Nell’opera
La cena delle Ceneri
Bruno manifesta la sua opinione su Copernico: egli è stato come l’aurora, che
ha preceduto il “sole dell’unica e vera filosofia”. Smitho e Teofilo,
protagonisti del dialogo di Bruno, rappresentano rispettivamente il gentiluomo
inglese interessato alle dispute filosofiche e il sostenitore della filosofia
bruniana.
G. Bruno, La
cena delle Ceneri, Dialogo Primo
Smitho: Di grazia, fatemi intendere, che opinione avete del Copernico?

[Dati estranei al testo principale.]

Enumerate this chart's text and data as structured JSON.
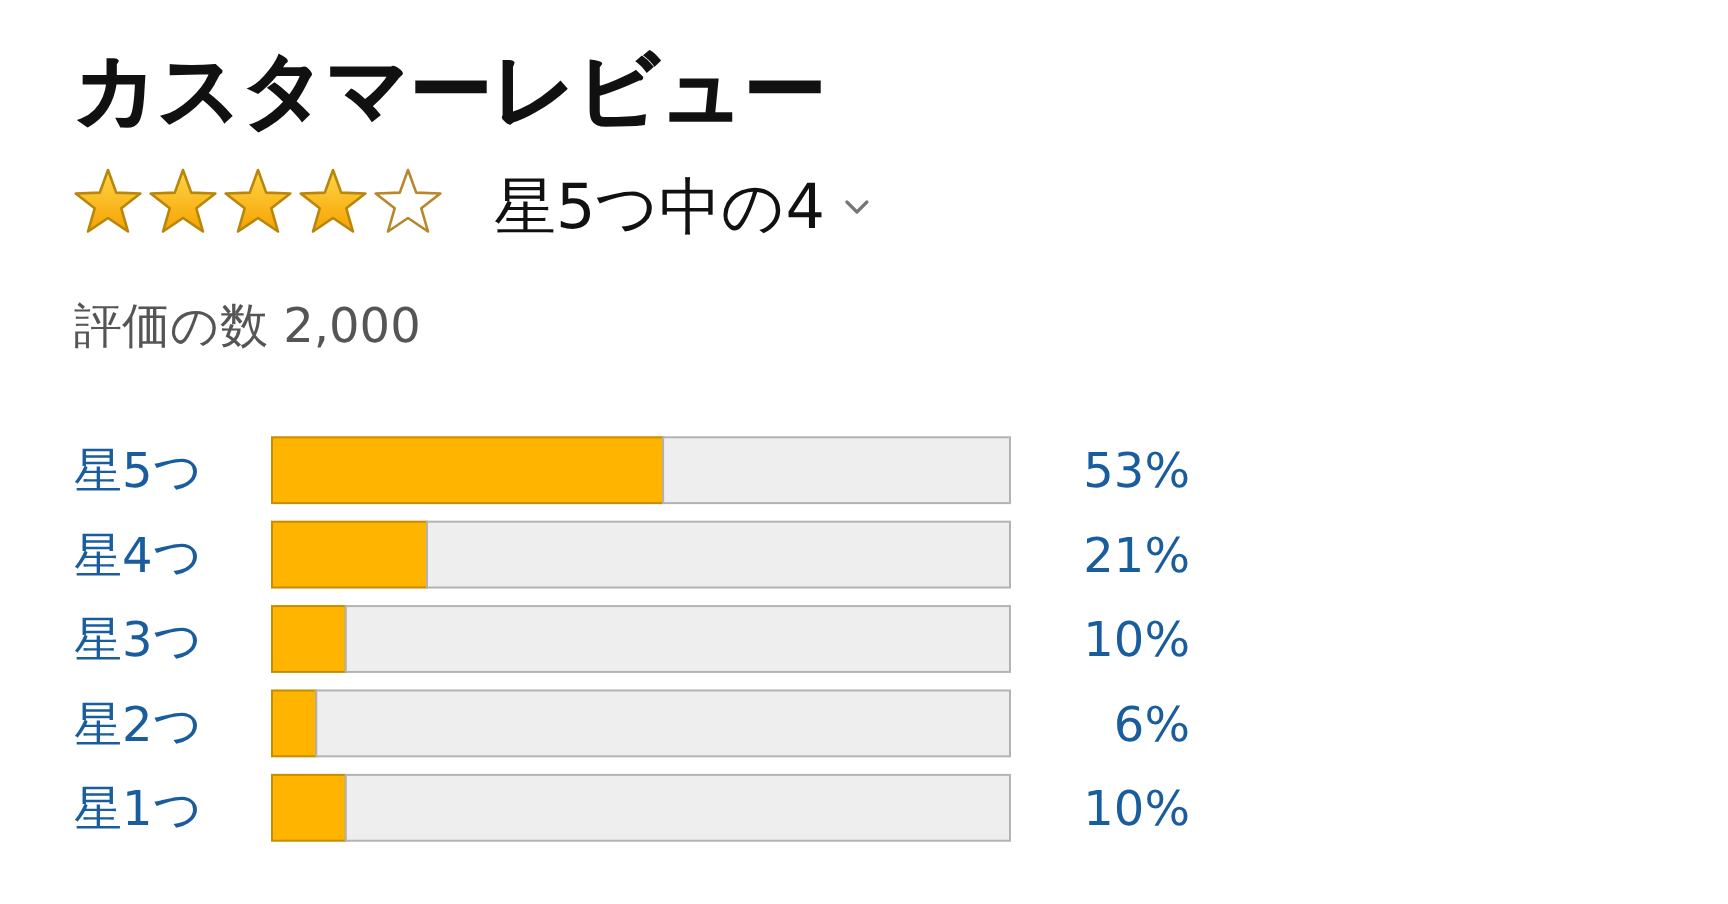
{
  "chart_data": {
    "type": "bar",
    "orientation": "horizontal",
    "stacked": true,
    "title": "カスタマーレビュー",
    "subtitle": "星5つ中の4",
    "annotations": [
      "評価の数 2,000"
    ],
    "categories": [
      "星5つ",
      "星4つ",
      "星3つ",
      "星2つ",
      "星1つ"
    ],
    "series": [
      {
        "color": "#ffb400",
        "values": [
          53,
          21,
          10,
          6,
          10
        ],
        "value_labels": [
          "53%",
          "21%",
          "10%",
          "6%",
          "10%"
        ]
      },
      {
        "color": "#eeeeee",
        "values": [
          47,
          79,
          90,
          94,
          90
        ]
      }
    ],
    "xlim": [
      0,
      100
    ],
    "tick_labels": "y"
  }
}
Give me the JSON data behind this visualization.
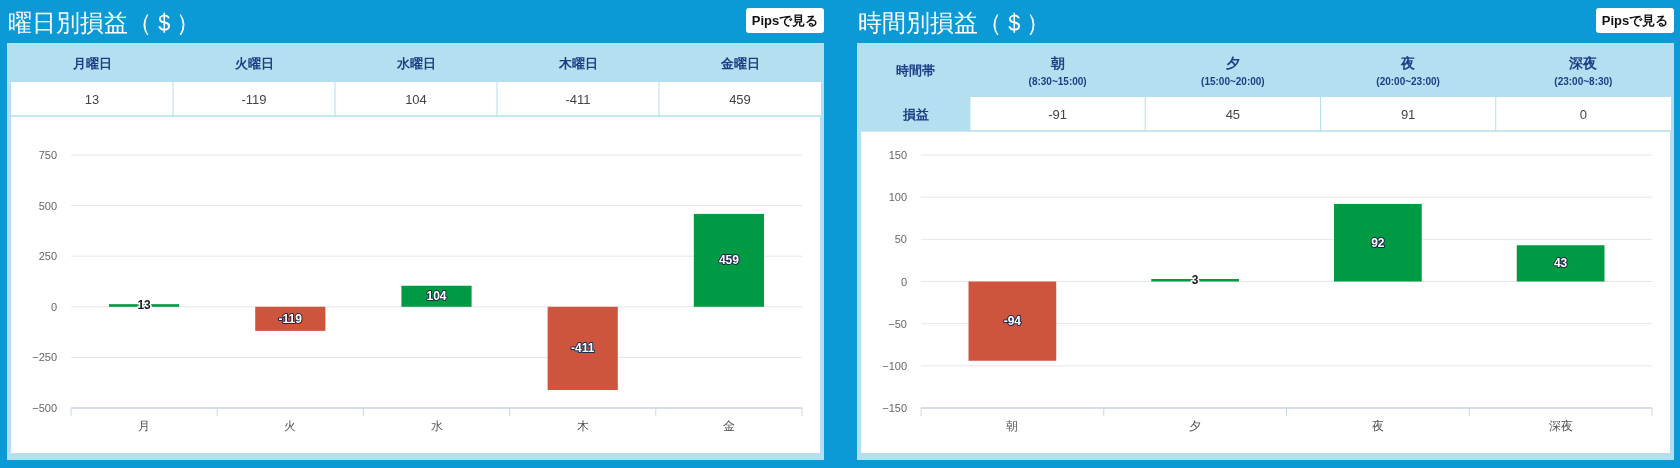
{
  "chart_data": [
    {
      "type": "bar",
      "title": "曜日別損益（＄）",
      "categories": [
        "月",
        "火",
        "水",
        "木",
        "金"
      ],
      "values": [
        13,
        -119,
        104,
        -411,
        459
      ],
      "colors": [
        "#009a44",
        "#cd553e",
        "#009a44",
        "#cd553e",
        "#009a44"
      ],
      "ylim": [
        -500,
        750
      ],
      "yticks": [
        -500,
        -250,
        0,
        250,
        500,
        750
      ],
      "grid": "y",
      "data_labels": true,
      "annotations": [
        "Pipsで見る",
        "月曜日",
        "火曜日",
        "水曜日",
        "木曜日",
        "金曜日",
        "13",
        "-119",
        "104",
        "-411",
        "459"
      ]
    },
    {
      "type": "bar",
      "title": "時間別損益（＄）",
      "categories": [
        "朝",
        "夕",
        "夜",
        "深夜"
      ],
      "values": [
        -94,
        3,
        92,
        43
      ],
      "colors": [
        "#cd553e",
        "#009a44",
        "#009a44",
        "#009a44"
      ],
      "ylim": [
        -150,
        150
      ],
      "yticks": [
        -150,
        -100,
        -50,
        0,
        50,
        100,
        150
      ],
      "grid": "y",
      "data_labels": true,
      "annotations": [
        "Pipsで見る",
        "時間帯",
        "朝\n(8:30~15:00)",
        "夕\n(15:00~20:00)",
        "夜\n(20:00~23:00)",
        "深夜\n(23:00~8:30)",
        "損益",
        "-91",
        "45",
        "91",
        "0"
      ]
    }
  ]
}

Teofilo: Lui avea un grave, elaborato, sollecito e maturo ingegno; uomo che
non è inferiore a nessuno astronomo che sii stato avanti lui, se non per luogo
di successione e tempo; uomo che, quanto al giudizio naturale, è stato molto
superiore a Tolomeo, Ipparco, Eudoxo e tutti gli altri, ch’han caminato appo i
vestigi di questi. Al che è dovenuto per essersi liberato da alcuni
presuppositi falsi de la comone e volgar filosofia, non voglio dir cecità. Ma
però non se n’è molto allontanato; perché lui, piú studioso de la matematica
che de la natura, non ha possuto profondar e penetrar sin tanto che potesse a
fatto toglier via le radici de inconvenienti e vani principii, onde
perfettamente sciogliesse tutte le contrarie difficultà e venesse a liberar e
sé ed altri da tante vane inquisizioni e fermar la contemplazione ne le cose
costante e certe. Con tutto ciò chi potrà a pieno lodar la magnanimità di
questo germano, il quale, avendo poco riguardo a la stolta moltitudine, è stato
sí saldo contra il torrente de la contraria fede, e benché quasi inerme di vive
raggioni, ripigliando quelli abietti e rugginosi fragmenti ch’ha possuto aver
per le mani da la antiquità, le ha ripoliti, accozzati e risaldati in tanto,
con quel suo piú matematico che natural discorso, ch’ha resa la causa, già
ridicola, abietta e vilipesa, onorata, preggiata, piú verisimile che la
contraria, e certissimamente piú comoda ed ispedita per la teorica e raggione
calculatoria? Cossí questo alemano, benché non abbi avuti sufficienti modi, per
i quali, oltre il resistere, potesse a bastanza vencere, debellare e supprimere
la falsità, ha pure fissato il piede in determinare ne l’animo suo ed
apertissimamente confessare, ch’al fine si debba conchiudere necessariamente,
che piú tosto questo globo si muova a l’aspetto de l’Universo, che sii
possibile che la generalità di tanti corpi innumerabili, de’ quali molti son
conosciuti piú magnifici e piú grandi, abbia, al dispetto della natura e
raggioni che con sensibilissimi moti cridano il contrario, conoscere questo per
mezzo e base de’ suoi giri ed influssi. Chi dunque sarà sí villano e discortese
verso il studio di quest’uomo, che, avendo posto in oblio quel tanto che ha
fatto, con esser ordinato dagli dèi come una aurora, che dovea precedere
l’uscita di questo sole de l’antiqua vera filosofia, per tanti secoli sepolta
nelle tenebrose caverne de la cieca, maligna, proterva ed invida ignoranza;
vogli, notandolo per quel che non ha possuto fare, metterlo nel medesmo numero
della gregaria moltitudine, che discorre, si guida e si precipita piú per il
senso de l’orecchio d’una brutale e ignobil fede; che [non] vogli computarlo
tra quei, che col felice ingegno s’han possuto drizzare ed inalzarsi per la
fidissima scorta de l’occhio della divina intelligenza?
(G. Bruno, La cena delle Ceneri, Mondadori, Milano, 1995, pagg.